NPOのアンテナショップで、南伊勢町がお国自慢市を開催
真珠の説明をする上村真珠養殖の代表、上村栄司さん (左)

 真珠など地元の特産品などを集めて、三重県南伊勢町のお国自慢市が5月19日から30日まで、東京・神田のNPO法人ふるさと往来クラブのアンテナショップで開催された。同町では、役場職員が先頭に立って、首都圏での町のPR活動に力を入れている。
 三重県度会郡南部に位置する南伊勢町は、05年10月に度会郡の南勢町と南島町が合併して誕生し、伊勢海老など海産物が豊富な町として関西地区では知られているが、首都圏では知名度は今ひとつという。
 今回、ふるさと往来クラブの協力を得て、特産品をはじめ、ユニークな商品を地元から取り寄せた。アンテナショップでは、「伊勢湾の幸 五点盛」と題して、鰹節のくんせい、紀州備長炭でいぶした鰹生節、ヒオウギ貝・サザエ、百花蜜入りサラダ、きゅうりの真珠塩の浅漬けをひとまとめにして紹介し、大好評だった。
 関西圏では大人気の、通称「でこぽん」で知られるみかんの王様「でこたん」を加工したようかんも展(店)示販売。有機栽培されたみかんを原料に、まるごと加工した人気のようかんだ。甘みを抑えた柔らかさと照りは、首都圏のお客の心もとらえたようだ。
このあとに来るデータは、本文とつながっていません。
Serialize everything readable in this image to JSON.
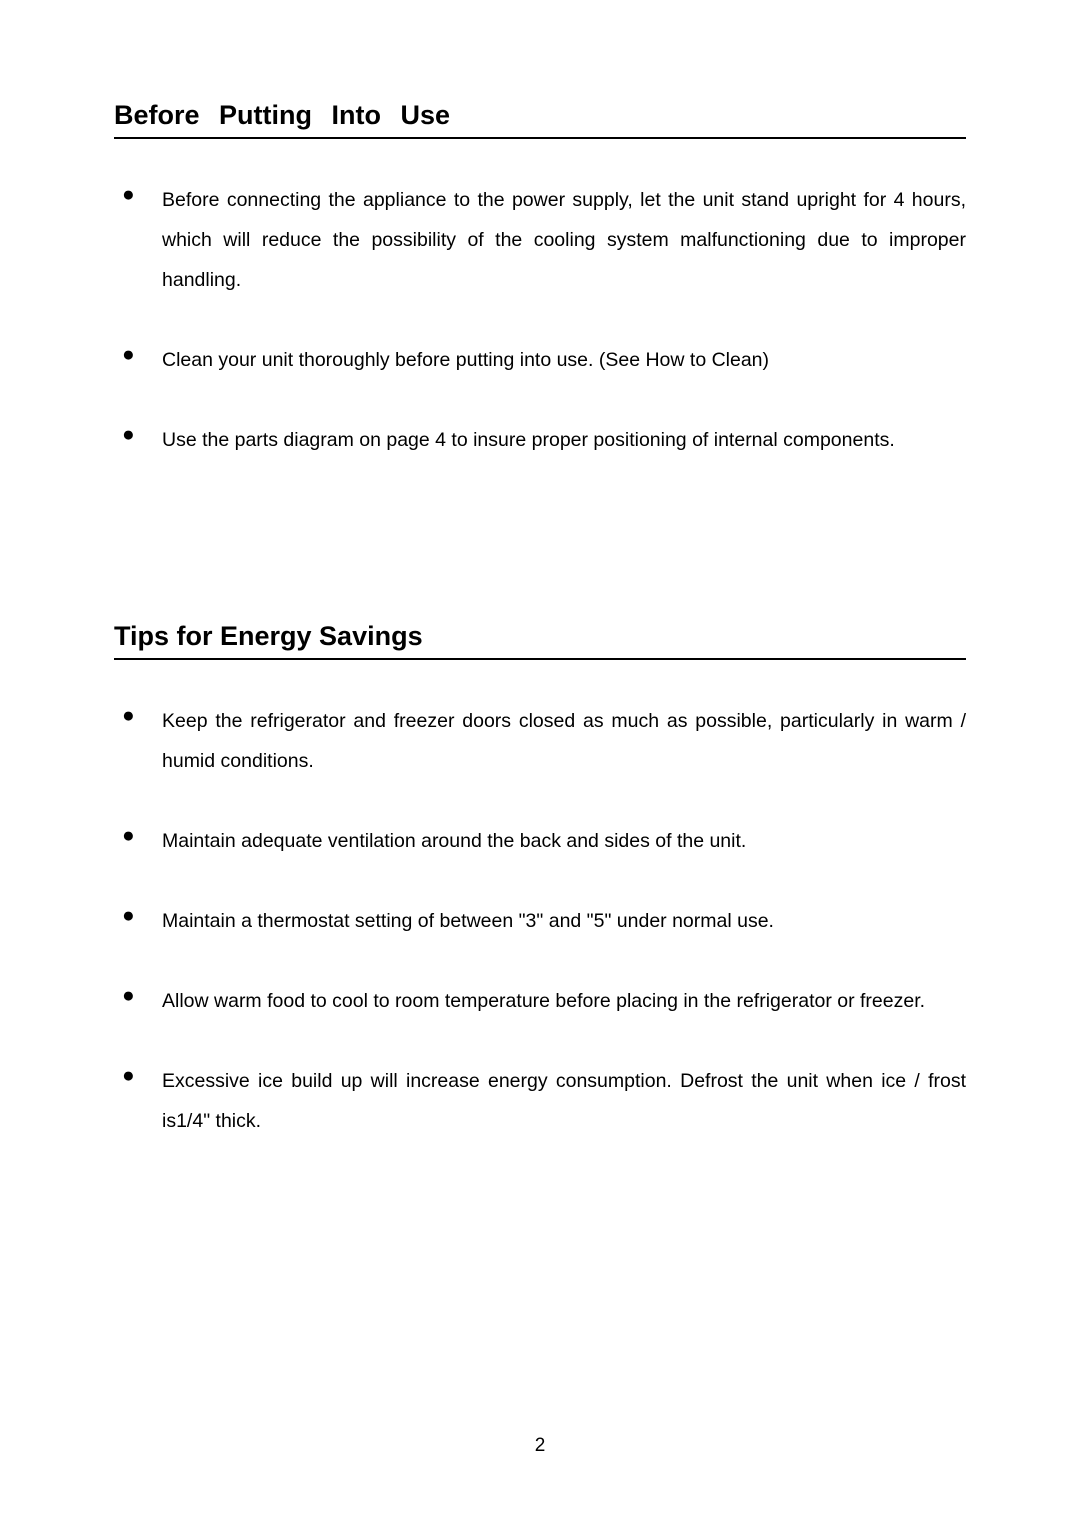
{
  "sections": [
    {
      "heading": "Before  Putting  Into  Use",
      "heading_spaced": true,
      "items": [
        {
          "text": "Before connecting the appliance to the power supply, let the unit stand upright for 4 hours, which will reduce the possibility of the cooling system malfunctioning due to improper handling.",
          "justified": true
        },
        {
          "text": "Clean your unit thoroughly before putting into use. (See How to Clean)",
          "justified": false
        },
        {
          "text": "Use the parts diagram on page 4 to insure proper positioning of internal components.",
          "justified": false
        }
      ]
    },
    {
      "heading": "Tips for Energy Savings",
      "heading_spaced": false,
      "items": [
        {
          "text": "Keep the refrigerator and freezer doors closed as much as possible, particularly in warm / humid conditions.",
          "justified": true
        },
        {
          "text": "Maintain adequate ventilation around the back and sides of the unit.",
          "justified": false
        },
        {
          "text": "Maintain a thermostat setting of between \"3\" and \"5\" under normal use.",
          "justified": false
        },
        {
          "text": "Allow warm food to cool to room temperature before placing in the refrigerator or freezer.",
          "justified": false
        },
        {
          "text": "Excessive ice build up will increase energy consumption.   Defrost the unit when ice / frost is1/4\" thick.",
          "justified": true
        }
      ]
    }
  ],
  "bullet_char": "●",
  "page_number": "2",
  "colors": {
    "text": "#000000",
    "background": "#ffffff",
    "border": "#000000"
  },
  "typography": {
    "heading_fontsize": 27,
    "body_fontsize": 19.5,
    "pagenum_fontsize": 19,
    "body_lineheight": 2.05
  }
}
 ちょっと変わった特産品としては、竹炭工房の「竹物語」。竹林から伐採し、よく乾燥させた孟宗竹を750度の温度で70時間かけて炭化させた後、粉砕、清浄、精製、加熱殺菌、乾燥などの工程を何度も繰り返したもので、食竹炭と呼ばれている。三重大学生物資源学部がこの食竹炭を一日1g、寝たきりの高齢者に与えた調査では、排便臭が減少し、便質、便通の改善が見られたという。というわけでこれを商品化へ。現在、首都圏における食竹炭の認知と販路拡大を狙っているそうだ。
 29日には、真珠粉ドリンクの試飲会と真珠の展(店)示会が開かれた。南伊勢町産業振興課の山本誠樹さんと上村真珠養殖の代表、上村栄司さんが案内役をつとめた。真珠の養殖法をはじめ、真珠を通じて南伊勢町をPRした。
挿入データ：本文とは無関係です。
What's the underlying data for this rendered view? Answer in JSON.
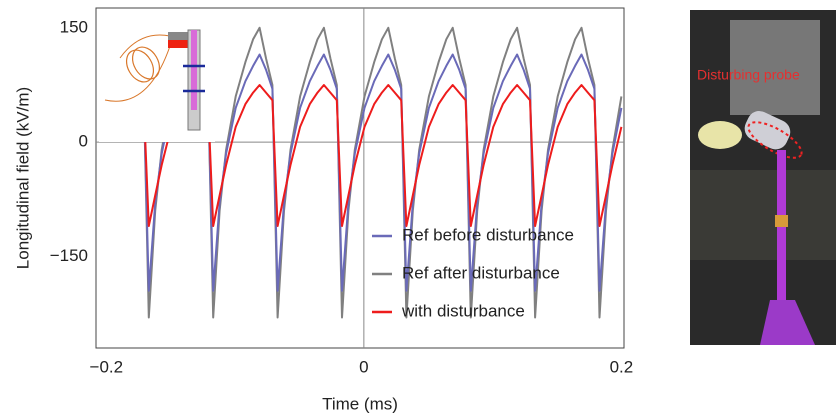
{
  "chart_data": {
    "type": "line",
    "xlabel": "Time (ms)",
    "ylabel": "Longitudinal field (kV/m)",
    "xlim": [
      -0.208,
      0.202
    ],
    "ylim": [
      -270,
      176
    ],
    "xticks": [
      {
        "value": -0.2,
        "label": "−0.2"
      },
      0,
      0.2
    ],
    "yticks": [
      {
        "value": -150,
        "label": "−150"
      },
      0,
      150
    ],
    "zero_lines": true,
    "x": [
      -0.1995,
      -0.192,
      -0.186,
      -0.181,
      -0.176,
      -0.171,
      -0.167,
      -0.162,
      -0.157,
      -0.1495,
      -0.142,
      -0.136,
      -0.131,
      -0.126,
      -0.121,
      -0.117,
      -0.112,
      -0.107,
      -0.0995,
      -0.092,
      -0.086,
      -0.081,
      -0.076,
      -0.071,
      -0.067,
      -0.062,
      -0.057,
      -0.0495,
      -0.042,
      -0.036,
      -0.031,
      -0.026,
      -0.021,
      -0.017,
      -0.012,
      -0.007,
      0.0005,
      0.008,
      0.014,
      0.019,
      0.024,
      0.029,
      0.033,
      0.038,
      0.043,
      0.0505,
      0.058,
      0.064,
      0.069,
      0.074,
      0.079,
      0.083,
      0.088,
      0.093,
      0.1005,
      0.108,
      0.114,
      0.119,
      0.124,
      0.129,
      0.133,
      0.138,
      0.143,
      0.1505,
      0.158,
      0.164,
      0.169,
      0.174,
      0.179,
      0.183,
      0.188,
      0.193,
      0.2
    ],
    "series": [
      {
        "name": "Ref after disturbance",
        "color": "#808080",
        "values": [
          60,
          105,
          135,
          150,
          110,
          75,
          -230,
          -90,
          -10,
          60,
          105,
          135,
          150,
          110,
          75,
          -230,
          -90,
          -10,
          60,
          105,
          135,
          150,
          110,
          75,
          -230,
          -90,
          -10,
          60,
          105,
          135,
          150,
          110,
          75,
          -230,
          -90,
          -10,
          60,
          105,
          135,
          150,
          110,
          75,
          -230,
          -90,
          -10,
          60,
          105,
          135,
          150,
          110,
          75,
          -230,
          -90,
          -10,
          60,
          105,
          135,
          150,
          110,
          75,
          -230,
          -90,
          -10,
          60,
          105,
          135,
          150,
          110,
          75,
          -230,
          -90,
          -10,
          60
        ]
      },
      {
        "name": "Ref before disturbance",
        "color": "#6a6ab8",
        "values": [
          45,
          80,
          100,
          115,
          95,
          70,
          -195,
          -80,
          -15,
          45,
          80,
          100,
          115,
          95,
          70,
          -195,
          -80,
          -15,
          45,
          80,
          100,
          115,
          95,
          70,
          -195,
          -80,
          -15,
          45,
          80,
          100,
          115,
          95,
          70,
          -195,
          -80,
          -15,
          45,
          80,
          100,
          115,
          95,
          70,
          -195,
          -80,
          -15,
          45,
          80,
          100,
          115,
          95,
          70,
          -195,
          -80,
          -15,
          45,
          80,
          100,
          115,
          95,
          70,
          -195,
          -80,
          -15,
          45,
          80,
          100,
          115,
          95,
          70,
          -195,
          -80,
          -15,
          45
        ]
      },
      {
        "name": "with disturbance",
        "color": "#ee1c1c",
        "values": [
          20,
          50,
          65,
          75,
          65,
          55,
          -110,
          -70,
          -30,
          20,
          50,
          65,
          75,
          65,
          55,
          -110,
          -70,
          -30,
          20,
          50,
          65,
          75,
          65,
          55,
          -110,
          -70,
          -30,
          20,
          50,
          65,
          75,
          65,
          55,
          -110,
          -70,
          -30,
          20,
          50,
          65,
          75,
          65,
          55,
          -110,
          -70,
          -30,
          20,
          50,
          65,
          75,
          65,
          55,
          -110,
          -70,
          -30,
          20,
          50,
          65,
          75,
          65,
          55,
          -110,
          -70,
          -30,
          20,
          50,
          65,
          75,
          65,
          55,
          -110,
          -70,
          -30,
          20
        ]
      }
    ],
    "legend_order": [
      1,
      0,
      2
    ],
    "annotation": "Disturbing probe"
  }
}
 真珠粉は古代エジプトの女王クレオパトラが美貌を保つために、毎日ワインに溶かして飲んでいたという言い伝えがあり、中国では「珍珠」と呼ばれ、古くから漢方薬や美容食・化粧品として広く使われてきた。真珠の光沢の色成分である「コンキオリンアミノ酸」が、細胞の新陳代謝を促進し、きめ細かい肌をつくるといわれている。
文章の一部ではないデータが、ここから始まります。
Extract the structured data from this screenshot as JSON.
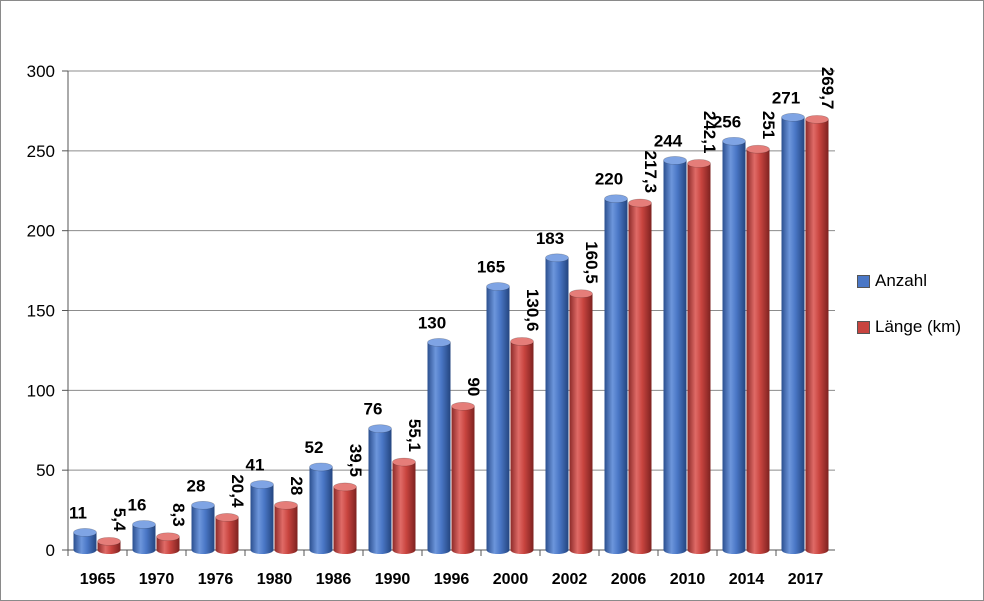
{
  "chart_data": {
    "type": "bar",
    "categories": [
      "1965",
      "1970",
      "1976",
      "1980",
      "1986",
      "1990",
      "1996",
      "2000",
      "2002",
      "2006",
      "2010",
      "2014",
      "2017"
    ],
    "series": [
      {
        "name": "Anzahl",
        "color": "#3f6fc0",
        "values": [
          11,
          16,
          28,
          41,
          52,
          76,
          130,
          165,
          183,
          220,
          244,
          256,
          271
        ],
        "labels": [
          "11",
          "16",
          "28",
          "41",
          "52",
          "76",
          "130",
          "165",
          "183",
          "220",
          "244",
          "256",
          "271"
        ]
      },
      {
        "name": "Länge (km)",
        "color": "#c0403d",
        "values": [
          5.4,
          8.3,
          20.4,
          28,
          39.5,
          55.1,
          90,
          130.6,
          160.5,
          217.3,
          242.1,
          251,
          269.7
        ],
        "labels": [
          "5,4",
          "8,3",
          "20,4",
          "28",
          "39,5",
          "55,1",
          "90",
          "130,6",
          "160,5",
          "217,3",
          "242,1",
          "251",
          "269,7"
        ]
      }
    ],
    "yticks": [
      "0",
      "50",
      "100",
      "150",
      "200",
      "250",
      "300"
    ],
    "ylim": [
      0,
      300
    ],
    "grid": true,
    "legend": "right"
  }
}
 訪れた30代男性は「真珠パウダー(0.5g入り)をいきつけの飲み屋さんの女将にプレゼントします」とまとめ買いをしていた。
 前出の山本さんは「首都圏での情報の発信なくして、人もモノも地元にやって来ません」と。首都圏で信頼できるパートナーを見つけ、マーケットづくりをするのが、これからの課題に。東京という一大消費地を舞台にして、三重県南伊勢町という小さな町の大きな挑戦が始まった。